Cyberpunk 2077 Really Is As Broken As They Say

And it's not just because of the performance, either.

Cyberpunk Glitches

I was warned about just how buggy and unpolished Cyberpunk 2077 would be on consoles. I thought playing the PS4 version of the game on my PS5 would (somehow) just brute force the issues away, that I wouldn’t look through doors into other dimensions, the NPCs wouldn’t transform into other people, and that the game wouldn’t crash around 5000 times.

I was wrong to be so naive. I’ve played my fair share of AAA open world games over the years, yet I can comfortably say Cyberpunk 2077 is among the most broken. I remember how bad The Witcher 3 was at launch, and despite how many people are using the 2015 game as an example of how CD Projekt Red could turn it around, they just aren’t comparable — Roach’s wacky legs have nothing on this mess.
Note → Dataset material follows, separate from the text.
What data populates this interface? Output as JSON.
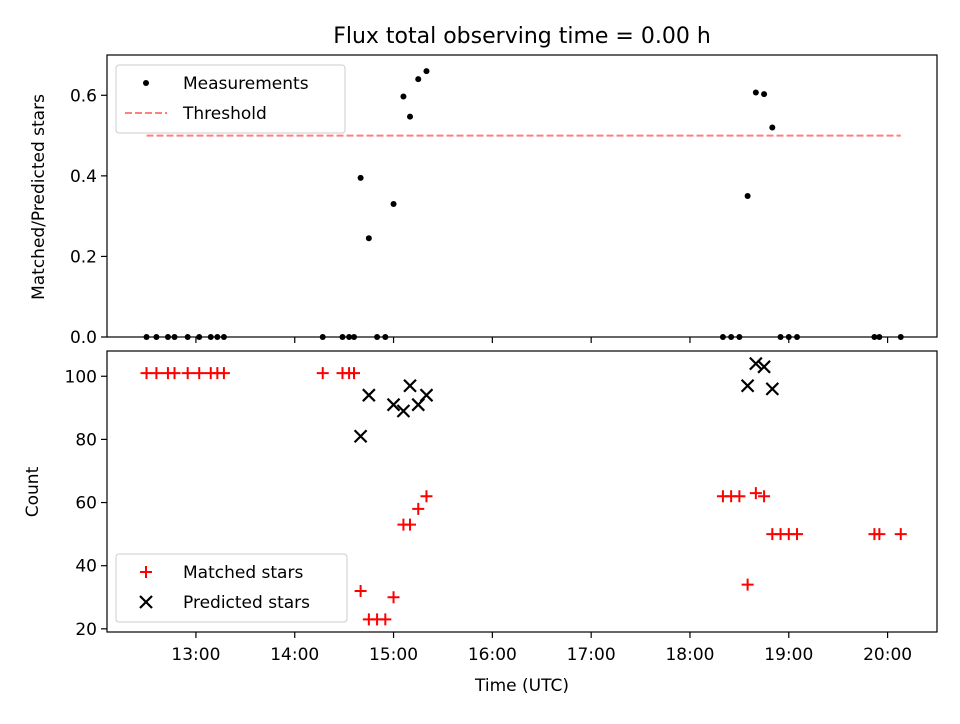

It’s so poorly optimised, in fact, that it’s almost become disaffecting the more I play. I’ve come to expect and eventually even time when the game would crash on my PS5, usually when it tries to do more than one thing at once after an hour or two of playtime. I often think “this should crash soon” and lo, it usually does. And then I shake my head and start again.

Crashes are one thing, but the amount of glitches I’ve come across in Cyberpunk boggle my mind. I put together a compilation of glitches I’ve encountered during my time with Cyberpunk 2077 that are as varied as they are numerous, which you can check out above. I was pretty surprised to find my clips folder — which consisted only of the bugs that I’d remembered to save — held 43 files.

It’s an absolute carousel of nonsense that just seems to happen over and over again, especially as the game starts to sag when you discover and unlock more of Night City’s world. A lot of them are silly, like enemies flying into the sky getting stuck inside cars, but there’s just as many UI and audio bugs that need you to reload your save to shake off. For an action RPG that aims to be immersive, it’s not a great look.

So, what’s behind all this? Well, the game just isn’t ready, not even close. There’s a lack of polish to almost every aspect of Cyberpunk, from the balancing to the animations to so much in-between. You can even almost sense the ghosts of cut content whenever you drive around Night City, this unshakeable feeling that there’s stuff missing. Surely I should care about these gangs, what’s the point of them? Why can the NPCs play the arcade cabinets and I can’t? How come I can’t call Delamain to drive me about and chat? And which portal do these goddamn police keep pouring through?

Make no mistake, Cyberpunk 2077 is definitely still a good game, sometimes even great, but if CDPR had just taken a few more months of QA all without crunch, maybe the discourse would be more about penis sizes and less about everything else.

Cyberpunk 2077 is available now for PC, PS4, and Xbox One.